Aluminium on the other hand is lasting, rugged, easily inspected and can take the weather. It’s used for some bush planes which have STOL capability and where absolute aerodynamic cruise efficiency is not so important. Unfortunately, there are a huge amount of cut, bent and riveted parts in even a small ultralight aircraft, and build times are many thousands of hours taking many years from start to first flight. Examples: Zenair CH701 STOL and its numerous copies.

Tube and fabric is especially good when you want to dismantle your craft for transportation. That is true for hang gliders and many ultralights. It is also possibly quite easy to construct. There is a French bolted aluminium tube design (wrapped with dacron fabric) currently manufactured in Ukraine which requires no welding at all and should be very quick to build, the Skyranger. Rans Coyote is one too.
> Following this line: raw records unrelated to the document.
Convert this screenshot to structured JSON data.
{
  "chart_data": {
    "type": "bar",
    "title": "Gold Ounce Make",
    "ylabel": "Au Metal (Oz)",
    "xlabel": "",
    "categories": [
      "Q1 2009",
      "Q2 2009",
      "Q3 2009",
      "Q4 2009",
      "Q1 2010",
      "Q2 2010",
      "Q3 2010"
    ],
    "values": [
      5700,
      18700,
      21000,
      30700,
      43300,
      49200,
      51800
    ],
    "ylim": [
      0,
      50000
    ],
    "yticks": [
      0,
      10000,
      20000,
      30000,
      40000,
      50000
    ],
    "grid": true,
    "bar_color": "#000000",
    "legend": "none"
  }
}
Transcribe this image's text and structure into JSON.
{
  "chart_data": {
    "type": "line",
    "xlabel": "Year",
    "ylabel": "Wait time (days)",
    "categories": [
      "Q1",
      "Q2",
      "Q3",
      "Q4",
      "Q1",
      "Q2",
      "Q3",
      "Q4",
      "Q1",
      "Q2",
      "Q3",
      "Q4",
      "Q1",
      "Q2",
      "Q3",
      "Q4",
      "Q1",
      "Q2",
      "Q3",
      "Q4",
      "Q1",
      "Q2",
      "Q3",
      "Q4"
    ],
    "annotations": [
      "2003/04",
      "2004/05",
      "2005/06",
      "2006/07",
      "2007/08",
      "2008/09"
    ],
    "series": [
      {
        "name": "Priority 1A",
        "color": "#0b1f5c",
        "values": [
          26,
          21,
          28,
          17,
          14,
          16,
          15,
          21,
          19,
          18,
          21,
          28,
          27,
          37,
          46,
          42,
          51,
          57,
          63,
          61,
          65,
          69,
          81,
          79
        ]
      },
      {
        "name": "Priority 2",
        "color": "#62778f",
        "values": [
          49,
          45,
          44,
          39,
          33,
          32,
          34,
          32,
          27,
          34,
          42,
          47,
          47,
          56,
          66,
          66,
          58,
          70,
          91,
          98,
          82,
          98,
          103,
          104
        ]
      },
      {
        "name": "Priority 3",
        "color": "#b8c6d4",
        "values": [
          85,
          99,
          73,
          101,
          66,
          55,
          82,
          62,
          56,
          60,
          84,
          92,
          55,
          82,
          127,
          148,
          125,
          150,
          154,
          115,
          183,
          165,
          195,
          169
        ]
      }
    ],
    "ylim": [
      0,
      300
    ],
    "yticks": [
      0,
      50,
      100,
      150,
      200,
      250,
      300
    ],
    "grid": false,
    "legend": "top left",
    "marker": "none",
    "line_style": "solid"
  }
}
Welded steel tube is something that requires a builder who is a good welder, and the complicated structure needs lots of cuts and welds, which makes it time consuming.

Wood – it is a mixed bag. It has good strength to weight ratio, comparable to aluminium or steel, but there are moisture problems and the issue that the raw material is by its nature always somewhat uneven. Solutions like plywood try to get around this: if one ply has a weaker spot, it doesn’t weaken the whole structure much. The material could be potentially cheap, though it depends on where you are. Wooden rib construction is quite complicated and time consuming, requires lots of sawing, cutting and gluing and the number of ribs and reinforcements is huge. Examples: Mag-01, Junqua Ibis.

My Own Ideas

I’ve dropped a few hints on the way as to what could be my preferred approach, if I were to build my own airplane. But I’ll handle more of that in a later post, as I’m now in such a hurry and gotta go. You can learn a surprising amount when researching the history – airplanes are such a common subject of dreams and experimentation that a great many things have been tried.

p.s. Changing the blog title picture now.